Vertical organic spin valves in perpendicular magnetic fields

TL;DR

This study investigates magnetoresistance in vertical organic spin valves under perpendicular magnetic fields, finding no Hanle precession effects, suggesting the magnetoresistance arises from tunneling mechanisms rather than spin injection.

Contribution

It provides experimental evidence that magnetoresistance in these devices is dominated by tunneling effects, challenging the assumption of spin injection as the primary mechanism.

Findings

No Hanle precession observed in perpendicular fields.

Magnetoresistance attributed to tunneling through pinholes.

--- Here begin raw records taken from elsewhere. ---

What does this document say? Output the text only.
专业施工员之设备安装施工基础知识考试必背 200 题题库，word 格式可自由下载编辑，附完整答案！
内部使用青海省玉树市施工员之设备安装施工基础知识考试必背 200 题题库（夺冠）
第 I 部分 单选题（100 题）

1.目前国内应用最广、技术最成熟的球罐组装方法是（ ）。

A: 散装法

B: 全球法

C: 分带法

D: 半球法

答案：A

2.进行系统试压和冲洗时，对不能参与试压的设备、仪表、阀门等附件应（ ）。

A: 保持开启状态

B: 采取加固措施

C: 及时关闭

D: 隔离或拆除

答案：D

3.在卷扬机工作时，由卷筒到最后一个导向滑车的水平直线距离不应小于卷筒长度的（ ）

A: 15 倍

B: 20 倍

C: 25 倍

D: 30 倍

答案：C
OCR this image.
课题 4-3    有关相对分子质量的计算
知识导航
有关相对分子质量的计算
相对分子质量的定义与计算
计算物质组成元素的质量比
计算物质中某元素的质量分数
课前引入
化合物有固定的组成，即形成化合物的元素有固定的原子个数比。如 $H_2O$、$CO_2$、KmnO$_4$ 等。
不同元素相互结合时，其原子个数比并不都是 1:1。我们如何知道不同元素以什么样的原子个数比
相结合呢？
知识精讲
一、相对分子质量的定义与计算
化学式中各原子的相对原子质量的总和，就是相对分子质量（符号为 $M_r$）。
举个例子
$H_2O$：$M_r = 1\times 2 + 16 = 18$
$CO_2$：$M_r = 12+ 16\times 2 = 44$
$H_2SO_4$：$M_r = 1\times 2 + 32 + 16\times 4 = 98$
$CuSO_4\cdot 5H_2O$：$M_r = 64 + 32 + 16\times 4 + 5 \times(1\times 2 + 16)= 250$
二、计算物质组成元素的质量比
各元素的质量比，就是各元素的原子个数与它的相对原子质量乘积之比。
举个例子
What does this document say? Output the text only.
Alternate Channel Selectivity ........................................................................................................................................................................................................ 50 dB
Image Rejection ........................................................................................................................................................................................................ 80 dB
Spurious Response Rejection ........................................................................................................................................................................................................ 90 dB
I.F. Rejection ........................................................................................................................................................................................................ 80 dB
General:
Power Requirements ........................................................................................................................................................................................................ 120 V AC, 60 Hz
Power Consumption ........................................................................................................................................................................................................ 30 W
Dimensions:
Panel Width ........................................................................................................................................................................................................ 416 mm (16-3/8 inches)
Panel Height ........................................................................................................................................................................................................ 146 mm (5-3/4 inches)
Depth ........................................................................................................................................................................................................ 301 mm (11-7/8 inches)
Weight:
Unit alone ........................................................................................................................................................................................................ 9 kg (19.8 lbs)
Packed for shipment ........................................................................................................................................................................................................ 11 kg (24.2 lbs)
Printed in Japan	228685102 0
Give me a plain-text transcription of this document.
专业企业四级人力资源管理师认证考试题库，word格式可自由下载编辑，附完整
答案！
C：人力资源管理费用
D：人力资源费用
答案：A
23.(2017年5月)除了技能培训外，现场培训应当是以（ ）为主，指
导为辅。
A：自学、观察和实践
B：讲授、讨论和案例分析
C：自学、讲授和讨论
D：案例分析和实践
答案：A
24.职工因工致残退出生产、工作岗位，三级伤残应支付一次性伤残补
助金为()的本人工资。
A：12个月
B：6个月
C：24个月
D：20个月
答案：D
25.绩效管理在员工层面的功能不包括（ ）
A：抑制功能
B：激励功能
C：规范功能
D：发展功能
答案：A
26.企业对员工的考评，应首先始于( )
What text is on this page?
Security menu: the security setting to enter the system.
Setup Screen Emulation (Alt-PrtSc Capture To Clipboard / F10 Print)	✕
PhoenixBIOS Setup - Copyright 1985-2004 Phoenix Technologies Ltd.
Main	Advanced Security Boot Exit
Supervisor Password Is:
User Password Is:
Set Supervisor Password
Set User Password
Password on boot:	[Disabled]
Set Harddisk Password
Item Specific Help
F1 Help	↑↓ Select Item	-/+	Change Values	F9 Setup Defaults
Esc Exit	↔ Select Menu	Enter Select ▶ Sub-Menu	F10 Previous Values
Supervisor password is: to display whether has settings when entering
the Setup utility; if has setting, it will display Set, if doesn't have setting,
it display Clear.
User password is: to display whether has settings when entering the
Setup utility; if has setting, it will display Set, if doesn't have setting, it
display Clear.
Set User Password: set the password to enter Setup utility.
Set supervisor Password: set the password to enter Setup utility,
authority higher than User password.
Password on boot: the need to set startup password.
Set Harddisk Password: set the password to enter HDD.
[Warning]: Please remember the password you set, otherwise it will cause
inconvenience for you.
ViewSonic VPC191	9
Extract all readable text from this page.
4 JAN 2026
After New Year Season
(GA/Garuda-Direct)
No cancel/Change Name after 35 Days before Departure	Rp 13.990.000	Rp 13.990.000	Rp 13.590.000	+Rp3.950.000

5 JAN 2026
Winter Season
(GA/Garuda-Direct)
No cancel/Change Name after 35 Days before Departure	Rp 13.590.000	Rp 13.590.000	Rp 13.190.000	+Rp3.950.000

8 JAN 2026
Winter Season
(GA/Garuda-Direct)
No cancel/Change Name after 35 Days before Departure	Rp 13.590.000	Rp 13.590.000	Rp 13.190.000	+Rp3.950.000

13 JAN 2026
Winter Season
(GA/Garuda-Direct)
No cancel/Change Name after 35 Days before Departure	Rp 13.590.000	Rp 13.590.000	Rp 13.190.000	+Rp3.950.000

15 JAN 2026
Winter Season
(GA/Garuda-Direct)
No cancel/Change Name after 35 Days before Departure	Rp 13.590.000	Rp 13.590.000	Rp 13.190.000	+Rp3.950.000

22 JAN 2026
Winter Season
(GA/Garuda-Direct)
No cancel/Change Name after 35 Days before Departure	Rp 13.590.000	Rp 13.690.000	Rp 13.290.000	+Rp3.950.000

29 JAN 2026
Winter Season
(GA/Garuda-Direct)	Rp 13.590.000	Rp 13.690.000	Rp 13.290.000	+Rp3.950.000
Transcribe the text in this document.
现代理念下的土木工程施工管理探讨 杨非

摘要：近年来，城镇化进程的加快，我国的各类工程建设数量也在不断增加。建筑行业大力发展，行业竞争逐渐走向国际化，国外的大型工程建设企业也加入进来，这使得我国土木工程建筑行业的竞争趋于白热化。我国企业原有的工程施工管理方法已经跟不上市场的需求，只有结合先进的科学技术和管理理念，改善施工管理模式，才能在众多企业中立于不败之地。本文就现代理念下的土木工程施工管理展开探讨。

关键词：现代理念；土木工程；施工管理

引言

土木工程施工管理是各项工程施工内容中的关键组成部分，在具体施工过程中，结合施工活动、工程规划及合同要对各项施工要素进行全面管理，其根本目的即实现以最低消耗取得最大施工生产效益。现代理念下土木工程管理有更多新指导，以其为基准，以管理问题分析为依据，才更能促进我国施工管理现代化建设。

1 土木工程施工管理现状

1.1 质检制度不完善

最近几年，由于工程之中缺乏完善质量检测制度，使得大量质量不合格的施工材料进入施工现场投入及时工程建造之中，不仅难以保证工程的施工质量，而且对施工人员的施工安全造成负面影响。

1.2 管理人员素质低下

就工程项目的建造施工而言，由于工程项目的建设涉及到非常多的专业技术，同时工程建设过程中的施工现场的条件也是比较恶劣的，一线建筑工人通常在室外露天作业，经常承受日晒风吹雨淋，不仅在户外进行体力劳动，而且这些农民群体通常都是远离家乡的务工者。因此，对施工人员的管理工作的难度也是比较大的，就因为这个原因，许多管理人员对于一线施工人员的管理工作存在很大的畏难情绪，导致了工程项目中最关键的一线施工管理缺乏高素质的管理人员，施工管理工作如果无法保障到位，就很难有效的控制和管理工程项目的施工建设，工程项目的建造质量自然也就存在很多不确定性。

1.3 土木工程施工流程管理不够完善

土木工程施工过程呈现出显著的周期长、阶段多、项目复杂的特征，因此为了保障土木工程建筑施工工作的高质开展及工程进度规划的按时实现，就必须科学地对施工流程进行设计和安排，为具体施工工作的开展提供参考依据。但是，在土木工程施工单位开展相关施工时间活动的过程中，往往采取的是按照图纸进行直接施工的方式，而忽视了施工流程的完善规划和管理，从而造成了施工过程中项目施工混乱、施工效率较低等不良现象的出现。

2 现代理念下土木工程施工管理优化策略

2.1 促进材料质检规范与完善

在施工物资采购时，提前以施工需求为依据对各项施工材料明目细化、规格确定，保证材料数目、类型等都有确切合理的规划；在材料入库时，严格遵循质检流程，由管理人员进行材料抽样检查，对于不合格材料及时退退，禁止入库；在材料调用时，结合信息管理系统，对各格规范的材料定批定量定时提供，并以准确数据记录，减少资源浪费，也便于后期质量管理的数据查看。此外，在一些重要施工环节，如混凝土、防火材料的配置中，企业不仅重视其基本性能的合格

Results suggest tunneling, not spin injection, governs magnetoresistance.

Abstract

We report the results of magnetoresistance measurements in vertical organic spin valves with the magnetic field oriented perpendicular to the layer stack. The magnetoresistance measurements were performed after carefully preparing either parallel or antiparallel in-plane magnetization states of the magnetic electrodes in order to observe traces of Hanle precession. Due to the low mobility in organic semiconductors the transit time of spin polarized carriers should allow for precession of the spins in perpendicular fields which in statistical average would quench the magnetoresistance. However, in none of the experiments we do observe any change in resistance while sweeping the perpendicular field, up to the point where the electrode's magnetization starts to reorient. This absence of Hanle type effects indicates that the magnetoresistance is not based on the injection of spin polarized electrons into the organic semiconductor but rather on tunneling through pinholes superimposed with tunneling anisotropic magnetoresistance.